I’ve had a number of discussions with friends in the collector car hobby about the difference between the quality of post-war American cars when compared to their European rivals. We wonder why U.S. luxury cars don’t seem to stack up to offerings from manufacturers like Rolls-Royce, Mercedes-Benz, or Bentley.
The discussion usually ends with someone commenting that U.S. companies in the Post-War era either lack the expertise or the ability to build a car that can truly compete with or beat the luxury cars considered the best in the world. This statement is incorrect though, because there was a time in the 1950s when Cadillac not only competed with these storied companies but built a car that was likely better. That car is the 1957-1958 Cadillac Eldorado Brougham.
The Eldorado Brougham came out to compete with the Continental MK II. Cadillac not only built a worthy competitor but went far beyond that and delivered the last truly handbuilt American luxury car. Buyers of the new Eldorado Brougham were able to choose from 15 different exterior paint colors and 44 different interior options.
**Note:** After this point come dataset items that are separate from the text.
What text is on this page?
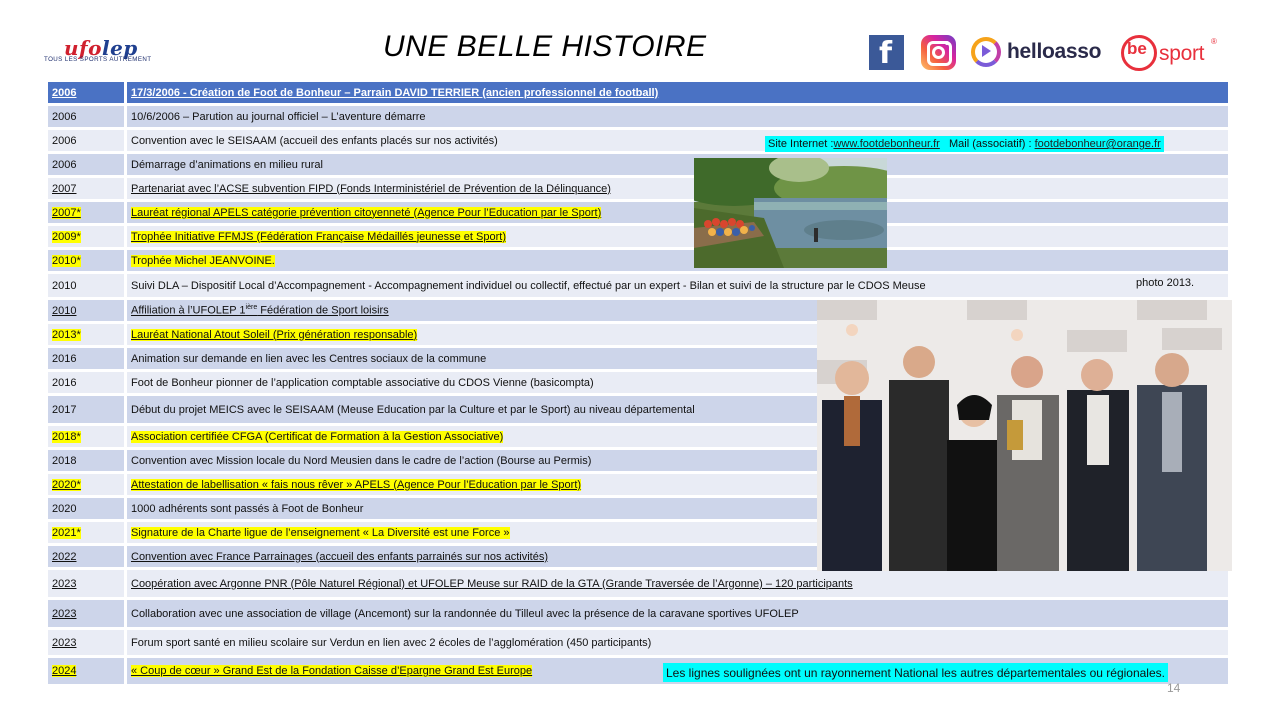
ufolep
TOUS LES SPORTS AUTREMENT	UNE BELLE HISTOIRE	f	helloasso be sport
®
2006	17/3/2006 - Création de Foot de Bonheur – Parrain DAVID TERRIER (ancien professionnel de football)
2006	10/6/2006 – Parution au journal officiel – L’aventure démarre
2006	Convention avec le SEISAAM (accueil des enfants placés sur nos activités)
2006	Démarrage d’animations en milieu rural
2007	Partenariat avec l’ACSE subvention FIPD (Fonds Interministériel de Prévention de la Délinquance)
2007*	Lauréat régional APELS catégorie prévention citoyenneté (Agence Pour l’Education par le Sport)
2009*	Trophée Initiative FFMJS (Fédération Française Médaillés jeunesse et Sport)
2010*	Trophée Michel JEANVOINE.
2010	Suivi DLA – Dispositif Local d’Accompagnement - Accompagnement individuel ou collectif, effectué par un expert - Bilan et suivi de la structure par le CDOS Meuse
2010	Affiliation à l’UFOLEP $1^{ière}$ Fédération de Sport loisirs
2013*	Lauréat National Atout Soleil (Prix génération responsable)
2016	Animation sur demande en lien avec les Centres sociaux de la commune
2016	Foot de Bonheur pionner de l’application comptable associative du CDOS Vienne (basicompta)
2017	Début du projet MEICS avec le SEISAAM (Meuse Education par la Culture et par le Sport) au niveau départemental
2018*	Association certifiée CFGA (Certificat de Formation à la Gestion Associative)
2018	Convention avec Mission locale du Nord Meusien dans le cadre de l’action (Bourse au Permis)
2020*	Attestation de labellisation « fais nous rêver » APELS (Agence Pour l’Education par le Sport)
2020	1000 adhérents sont passés à Foot de Bonheur
2021*	Signature de la Charte ligue de l’enseignement « La Diversité est une Force »
2022	Convention avec France Parrainages (accueil des enfants parrainés sur nos activités)
2023	Coopération avec Argonne PNR (Pôle Naturel Régional) et UFOLEP Meuse sur RAID de la GTA (Grande Traversée de l’Argonne) – 120 participants
2023	Collaboration avec une association de village (Ancemont) sur la randonnée du Tilleul avec la présence de la caravane sportives UFOLEP
2023	Forum sport santé en milieu scolaire sur Verdun en lien avec 2 écoles de l’agglomération (450 participants)
2024	« Coup de cœur » Grand Est de la Fondation Caisse d’Epargne Grand Est Europe
Site Internet : www.footdebonheur.fr Mail (associatif) : footdebonheur@orange.fr
photo 2013.
Les lignes soulignées ont un rayonnement National les autres départementales ou régionales.
14
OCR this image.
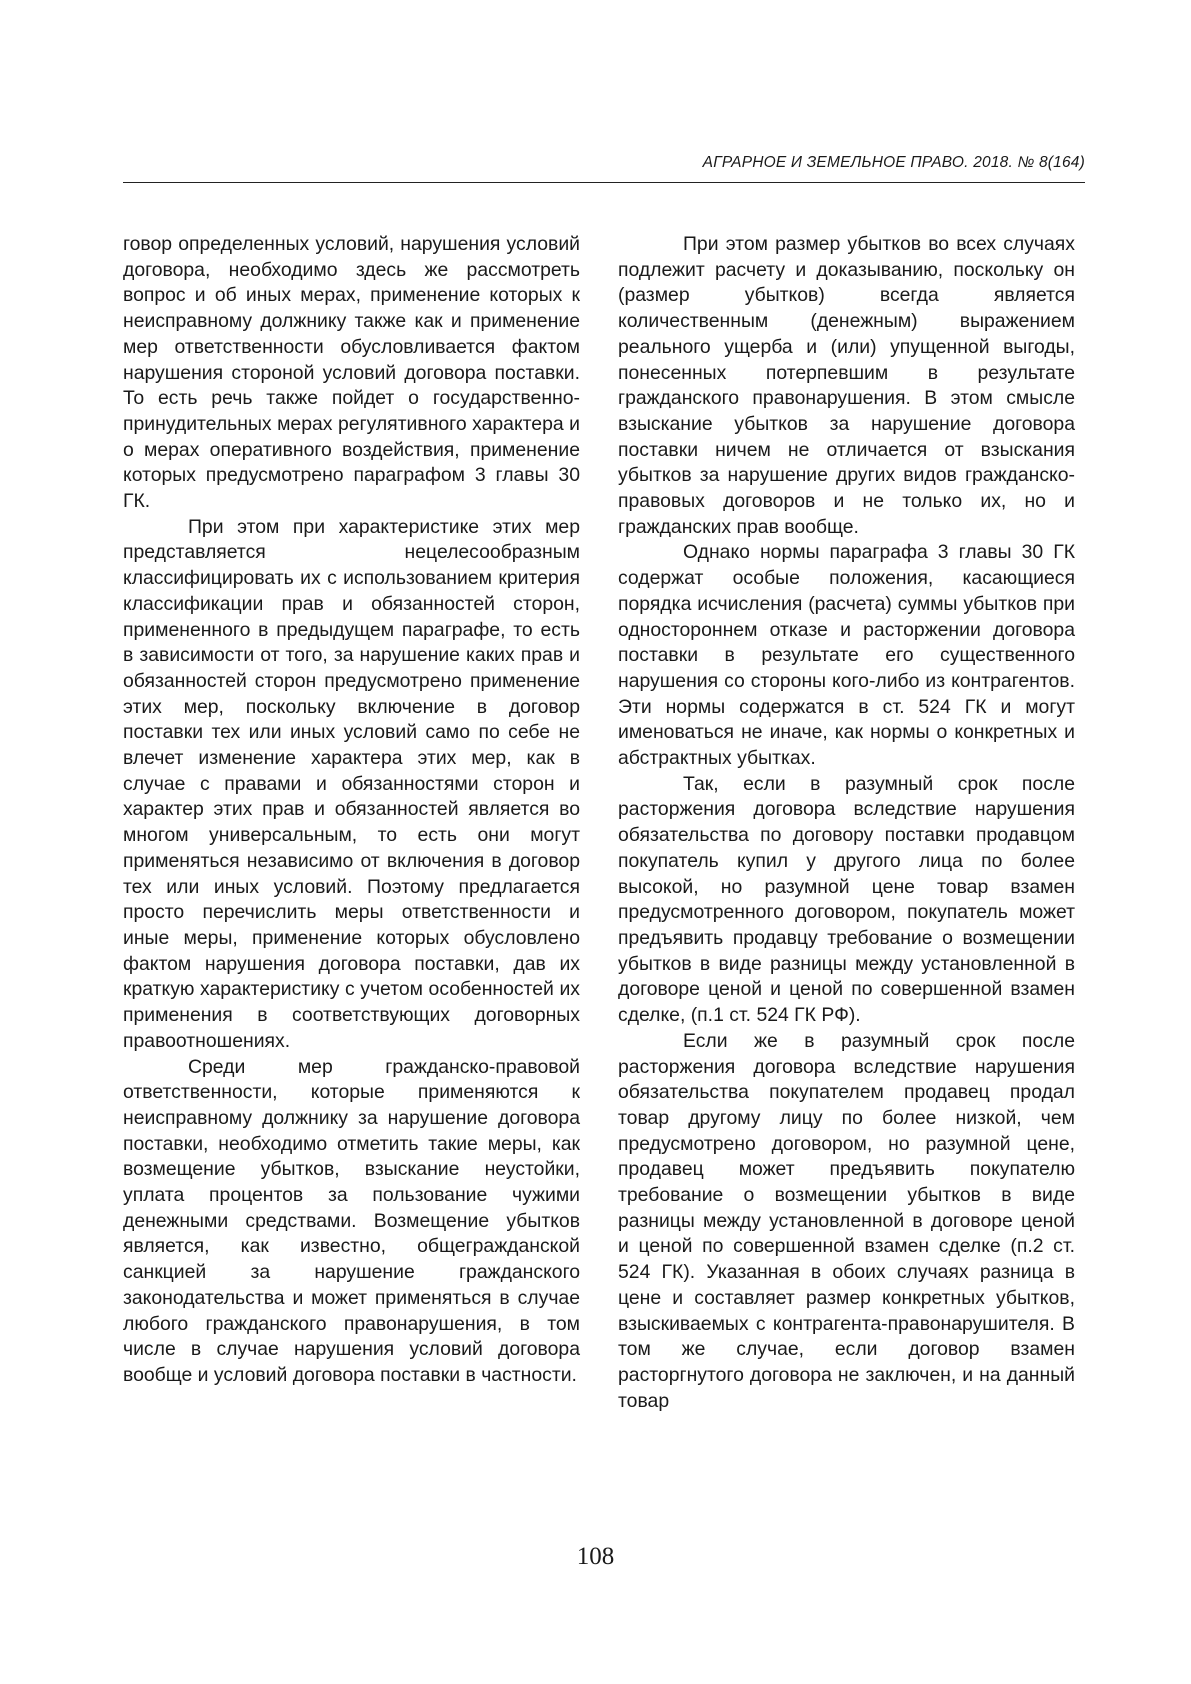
АГРАРНОЕ И ЗЕМЕЛЬНОЕ ПРАВО. 2018. № 8(164)

говор определенных условий, нарушения условий договора, необходимо здесь же рассмотреть вопрос и об иных мерах, применение которых к неисправному должнику также как и применение мер ответственности обусловливается фактом нарушения стороной условий договора поставки. То есть речь также пойдет о государственно-принудительных мерах регулятивного характера и о мерах оперативного воздействия, применение которых предусмотрено параграфом 3 главы 30 ГК.

При этом при характеристике этих мер представляется нецелесообразным классифицировать их с использованием критерия классификации прав и обязанностей сторон, примененного в предыдущем параграфе, то есть в зависимости от того, за нарушение каких прав и обязанностей сторон предусмотрено применение этих мер, поскольку включение в договор поставки тех или иных условий само по себе не влечет изменение характера этих мер, как в случае с правами и обязанностями сторон и характер этих прав и обязанностей является во многом универсальным, то есть они могут применяться независимо от включения в договор тех или иных условий. Поэтому предлагается просто перечислить меры ответственности и иные меры, применение которых обусловлено фактом нарушения договора поставки, дав их краткую характеристику с учетом особенностей их применения в соответствующих договорных правоотношениях.

Среди мер гражданско-правовой ответственности, которые применяются к неисправному должнику за нарушение договора поставки, необходимо отметить такие меры, как возмещение убытков, взыскание неустойки, уплата процентов за пользование чужими денежными средствами. Возмещение убытков является, как известно, общегражданской санкцией за нарушение гражданского законодательства и может применяться в случае любого гражданского правонарушения, в том числе в случае нарушения условий договора вообще и условий договора поставки в частности.

При этом размер убытков во всех случаях подлежит расчету и доказыванию, поскольку он (размер убытков) всегда является количественным (денежным) выражением реального ущерба и (или) упущенной выгоды, понесенных потерпевшим в результате гражданского правонарушения. В этом смысле взыскание убытков за нарушение договора поставки ничем не отличается от взыскания убытков за нарушение других видов гражданско-правовых договоров и не только их, но и гражданских прав вообще.

Однако нормы параграфа 3 главы 30 ГК содержат особые положения, касающиеся порядка исчисления (расчета) суммы убытков при одностороннем отказе и расторжении договора поставки в результате его существенного нарушения со стороны кого-либо из контрагентов. Эти нормы содержатся в ст. 524 ГК и могут именоваться не иначе, как нормы о конкретных и абстрактных убытках.

Так, если в разумный срок после расторжения договора вследствие нарушения обязательства по договору поставки продавцом покупатель купил у другого лица по более высокой, но разумной цене товар взамен предусмотренного договором, покупатель может предъявить продавцу требование о возмещении убытков в виде разницы между установленной в договоре ценой и ценой по совершенной взамен сделке, (п.1 ст. 524 ГК РФ).

Если же в разумный срок после расторжения договора вследствие нарушения обязательства покупателем продавец продал товар другому лицу по более низкой, чем предусмотрено договором, но разумной цене, продавец может предъявить покупателю требование о возмещении убытков в виде разницы между установленной в договоре ценой и ценой по совершенной взамен сделке (п.2 ст. 524 ГК). Указанная в обоих случаях разница в цене и составляет размер конкретных убытков, взыскиваемых с контрагента-правонарушителя. В том же случае, если договор взамен расторгнутого договора не заключен, и на данный товар

108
This amazing car came standard with the following features:
- Electric adjustable seats featuring a memory function
- Air conditioning
- Cruise control
- Atomizer filled with Arpège Extrait De Lanvin perfume
- Automatic starter with restart function
- Evans leather trimmed cigarette case and vanity kit containing a lipstick holder
- Set of silver tumblers
The list of standard features is extensive but that brief sampling gives you an idea of the level of quality and prestige in a Eldorado Brougham. When new the Eldorado Brougham was priced at an astounding $13,074, which was twice the price of any other Cadillac car at the time and even more than a Rolls-Royce Silver Cloud. It’s also worth mentioning that the Eldorado Brougham had a stainless steel roof and was a handbuilt car.
These cars are better in person than in pictures and were truly the finest luxury cars in the world. Cadillac would build a total of 400 Eldorado Broughams in 1957 and another 304 in 1958.
It has the original light gray all-wool Mohave broadcloth over dark gray leather with biscuit pattern and deep recessed button trim interior. This Eldorado Brougham has its original dark gray Karakul pile carpeting.
The Torrance, California dealer offering this car on ClassicCars.com describes this masterpiece of car design as having what is believed to be 86,000 original miles from new and is said to be in excellent condition.
In the current market I feel that these cars are quite undervalued, with top cars from the Hagerty Price Guide selling for $167,000.
This elegant Eldorado is currently listed at $102,500, and though I would have it inspected prior to purchase, it looks to represent an amazing value in 1950s American collector cars.